Du coup l’expression de chacun devient bridée : la distance hiérarchique qui se maintient est peu propice à l’échange, au débat ; les informations cruciales ne remontent pas ; personne n’ose contredire le chef – la dalle de béton s’installe, coupant la direction du terrain. Chacun se surveille. L’information est descendante, l’enseignement est descendant.

Alors il y a une démobilisation des énergies. La démotivation, l’ennui et la passivité s’installent.

Cela devient le règne de l’individualisme, avec son cortège de luttes de territoire, d’égos sur-dimensionnés, d’appropriation par les uns et les autres de la moindre idée ; chacun tient à marquer son territoire au détriment des autres, je prends plaisir à défaire ce que l’autre a fait avant moi. Les projets stratégiques dans le temps deviennent contradictoires les uns avec les autres.

Un temps énorme est passé à mettre les gens en relation, à faire circuler l’information.

Soumission et isolement se font sentir : par peur de se tromper, par peur de se démarquer. Aucune prise de risques, je fais où on me dit de faire. Plus personne ne prend d’initiative, préférant l’attentisme, le repli sur soi, la politique de l’autruche.

Les tâches exécutées deviennent en quelque sorte robotisées, sans réflexion, sans flexibilité dans leur traitement, sans possibilité de faire face à l’imprévu, déshumanisées, du coup il y a un sentiment de perte d’humanité. Chacun se cache derrière les process, voire les procédures.

La compétition, l’agressivité voire la violence s’installent : une compétition malsaine, chacun tente de tirer son épingle du jeu, se mettant en concurrence, se désolidarisant en cas de problèmes, rejetant la faute sur l’autre.
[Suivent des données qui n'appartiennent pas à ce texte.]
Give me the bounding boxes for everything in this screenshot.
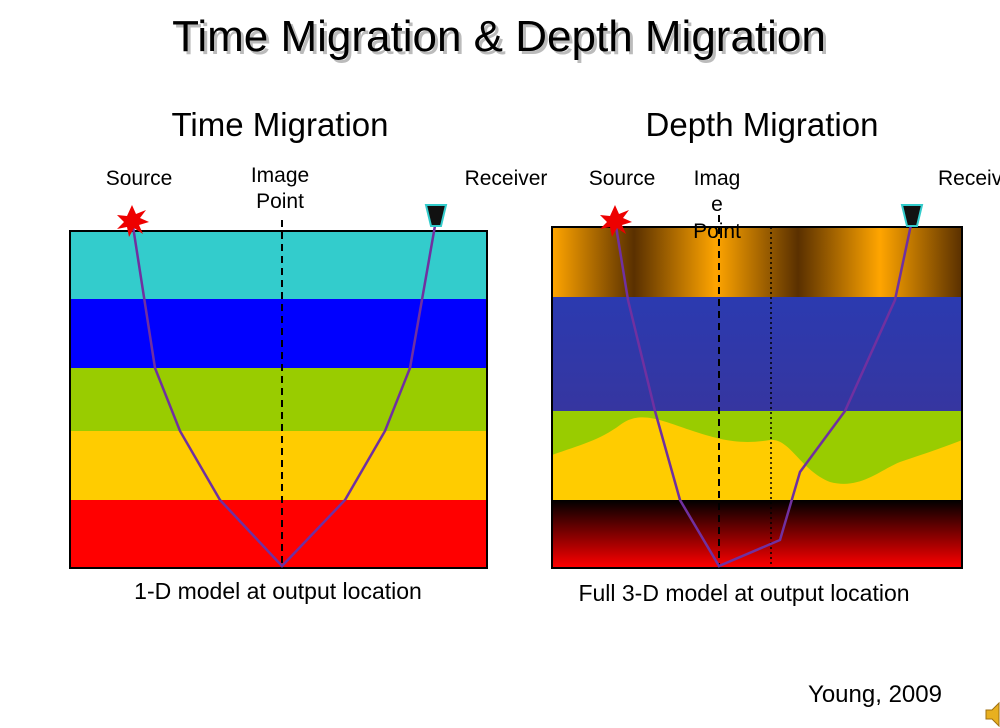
source-icon [600,205,632,237]
receiver-label: Receiver [938,167,1000,190]
ray-path [613,219,914,568]
credit: Young, 2009 [808,681,942,708]
image-point-label: Imag [694,167,741,190]
image-point-label: Point [256,190,304,213]
caption: Full 3-D model at output location [578,580,909,606]
speaker-icon[interactable] [985,701,1000,728]
title-shadow: Time Migration & Depth Migration [175,15,829,64]
title: Time Migration & Depth Migration [172,12,826,61]
ray-path [130,219,438,568]
source-label: Source [589,167,656,190]
caption: 1-D model at output location [134,578,422,604]
panel-heading: Depth Migration [646,106,879,143]
source-icon [117,205,149,237]
image-point-label: Point [693,220,741,243]
receiver-icon [424,204,448,227]
receiver-icon [900,204,924,227]
layer-model [551,226,963,569]
image-point-label: Image [251,164,309,187]
layer-model [69,230,488,569]
source-label: Source [106,167,173,190]
receiver-label: Receiver [465,167,548,190]
image-point-label: e [711,193,723,216]
panel-heading: Time Migration [172,106,389,143]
Ceci s’accompagne de phénomènes tels que: trahison, manque de confidentialité, guerre des clans et des services.

Syndicalisme primaire, sans concessions ; combats de chefs ; perruque et sabotages, peaux de bananes, harcèlement, boucs émissaires … triangle persécuteur – sauveur – victime ; gouffres d’énergie et de temps à vivre dans le conflit, à se protéger du conflit, à tenter de sortir du conflit.

Management par la peur.

Image négative véhiculée par les salariés, les clients et fournisseurs.

A force de laisser son cerveau et ses affects au parking de l’entreprise, à force de repli sur soi, de talents non utilisés, d’infantilisation de dévalorisation, s’installe la mésestime de soi, le manque de confiance en soi, sentiment d’impuissance. S’ensuit spirale de l’échec à force de prophéties auto-réalisatrices de l’échec ou de la médiocrité.
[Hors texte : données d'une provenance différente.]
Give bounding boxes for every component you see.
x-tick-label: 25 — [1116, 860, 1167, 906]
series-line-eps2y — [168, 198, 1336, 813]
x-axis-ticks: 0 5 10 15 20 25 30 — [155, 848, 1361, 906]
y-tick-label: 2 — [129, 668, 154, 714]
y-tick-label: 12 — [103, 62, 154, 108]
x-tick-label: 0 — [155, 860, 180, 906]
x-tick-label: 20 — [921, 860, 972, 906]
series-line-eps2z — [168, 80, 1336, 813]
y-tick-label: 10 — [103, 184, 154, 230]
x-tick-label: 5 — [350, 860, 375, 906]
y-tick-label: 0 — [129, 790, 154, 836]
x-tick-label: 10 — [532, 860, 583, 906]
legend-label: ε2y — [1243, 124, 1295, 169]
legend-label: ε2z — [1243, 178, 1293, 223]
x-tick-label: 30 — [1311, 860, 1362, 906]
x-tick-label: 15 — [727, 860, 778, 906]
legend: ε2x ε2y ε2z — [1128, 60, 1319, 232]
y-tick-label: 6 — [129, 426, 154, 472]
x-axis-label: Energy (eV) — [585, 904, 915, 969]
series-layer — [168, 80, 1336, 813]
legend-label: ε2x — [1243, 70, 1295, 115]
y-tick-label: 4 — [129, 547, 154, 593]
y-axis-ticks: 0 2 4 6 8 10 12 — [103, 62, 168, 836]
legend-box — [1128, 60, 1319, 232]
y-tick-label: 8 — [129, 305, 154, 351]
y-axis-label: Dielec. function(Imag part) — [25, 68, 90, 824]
L’acte de « penser » est de plus en plus délégué à d’autres.

Burn out, absentéisme, accidents du travail, turnover, harcèlement, risques psycho-sociaux , conflits sociaux, toxicomanie : calmants, conduites à risques, … D’où également, à une échelle plus macro, des coûts de la santé publique prohibitifs.

Alors ? Où est le vrai risque ? Où est le vrai coût ? Où est le gain de temps ? Où sont les priorités ?

Et si prendre le risque de la créativité, c’était prendre le risque d’une vision attractive et de valeurs partagées, de la prise d’initiative, de l’innovation, de fertilisations croisées, de l’intégration, de l’énergie, de l’esprit d’équipe, de la création partagée, de la pensée productive, de la diversité, de l’équivalence, de l’apprentissage, de la flexibilité, du plaisir.

 

Isabelle Jacob
Consultante-formatrice en créativité depuis 25 ans, cofondatrice et membre du bureau de Créa-france, directrice du Centre Iris de Formation à la Créativité

Article rédigé d’après le Pecha Kucha conçu par Patrick Duhoux et Isabelle Jacob lors de la soirée Pecha kucha de Créa-france le 6 décembre 2011.